BOSTON (CBS) – Melissa Jasper spends four days every week cooking up waffles, onion rings and quesadillas at the Portsmouth, N.H., and Cambridge locations of her diner, The Friendly Toast.
While she’s been a dedicated restaurateur for the past 17 years, Jasper recently put the two locations up for sale, with an asking price of $1.8 million.
Her decision came after debt stemming from a renovation several years ago became too much of a burden.
“We can still cash out and have a fair amount of money,” said Jasper, who owns the restaurants with her husband. “We’re up for something new.”
As the dreary economy wears on, a growing number of restaurateurs are following Jasper’s lead and looking to cash out of their restaurants.
Some have been restaurateurs for decades and some are new to the business, and just unable to gain a foothold in a weak market, Boston-area restaurant brokers said.
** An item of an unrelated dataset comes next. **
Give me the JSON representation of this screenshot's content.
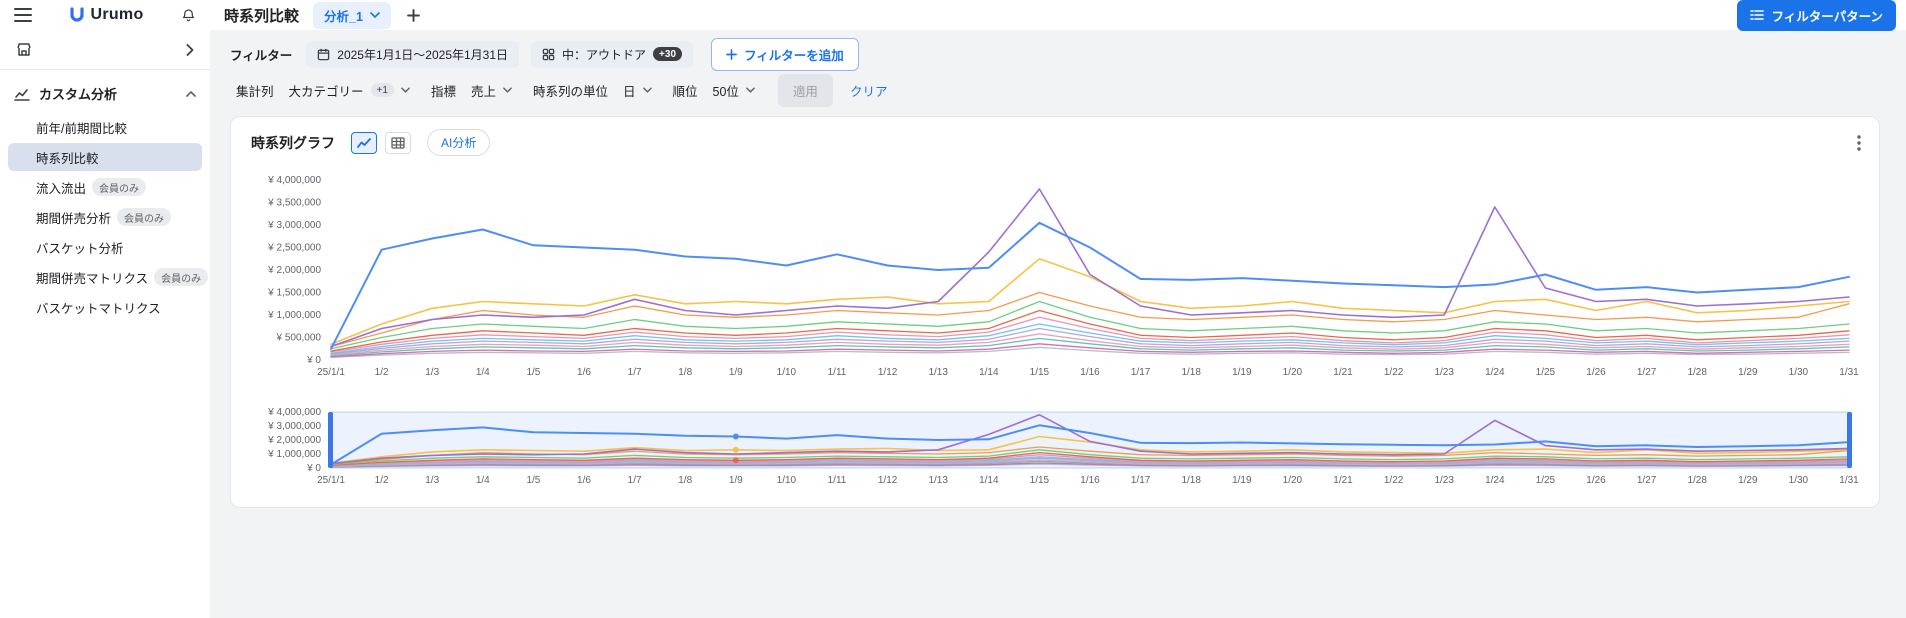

Indeed, market fluctuations and a prolonged period of high unemployment and little job growth have hit restaurant sales nationally.
Restaurant operators expected August sales to be worse than July’s, and said that the country’s debt issues and stock market volatility had “directly hurt sales,” according to a new survey from the NRN-Miller Pulse survey, a joint effort by Nation’s Restaurant News and Larry Miller, a restaurant securities analyst with RBC Capital Markets in Atlanta.
The NRN-Miller Pulse survey found that two out of four restaurant sectors - casual and fine-dining – had a negative six-month outlook, with expectations of slower sales to come.
Locally, restaurants for sale range from well-known institutions to breakfast nooks.
Harvard Square fixture Casablanca recently went up for sale.
Baker’s Best in Newton Highlands, a popular breakfast spot and bakery since 1984, is for sale with an asking price of $575,000.
The Bombay Club in the South End (whose owner Vinod Kapoor filed for bankruptcy in March) is also for sale, with an asking price of $1.75 million.
Restaurants typically take between 45 days to six months to sell.
In business since 1965, Casablanca, with its movie title name, enjoys traffic from Harvard Square and the next-door Brattle Theatre.
“I’ve been here for 40 years, and it’s catching up with me,” said owner Sari Abuljubein, 66.
“And of course there’s the economy. I just think the place would benefit from someone other than me in charge of it. And I would avoid the worries and stresses that come with this business.”
Casablanca seats about 150, has an average check price of $40 and 25 employees.
Abuljubein, a native of Palestine, declined to disclose the sale price or revenue.
“It’s very much a buyer’s market,” said Charlie Perkins, president of the restaurant consulting firm The Boston Restaurant Group, who says restaurant valuations are off by 30 percent in this economy.
Perkins said that while many restaurants are selling because of the weak economy, weak sales can also be blamed on a poor location choice or landlord conflicts.
“We’re selling five restaurants that haven’t been open for two years… it’s been hard for a new restaurant to get traction,” said Perkins.
Restaurants typically sell for about 30 percent of sales.
Perkins currently has 22 restaurants for sale, including a North End spot and a restaurant in Newton.
Perkins is also handling the Casablanca sale.
“Buyers are getting strong deals … and the sellers, a lot of them are tired, after hammering away for the last three or four years,” said Daniel Newcomb, principal at The Atlantic Restaurant Group Inc. in Marshfield, a real estate firm that focuses on restaurants.
This year, Newcomb has sold 22 restaurants to date, and 10 have sales in process – a 20 percent increase over last year.
He currently has 26 restaurants on the market.
Lisa van der Pool of the Boston Business Journal reports
For Michael Baker, who opened Baker’s Best in 1984, his decision to sell the breakfast spot in Newton was not based on the economy.
Over the years, Baker’s Best’s catering business has grown to represent 85 percent of his company.
He’s selling the restaurant (not the name) to focus exclusively on his catering business, which is based in Needham. Total revenue for the company is $11 million; the store’s revenue is about $2 million.
“It’s not that the business wasn’t doing well,” said Baker. “We are still Baker’s Best… all the food you could pick up at the store, we deliver.”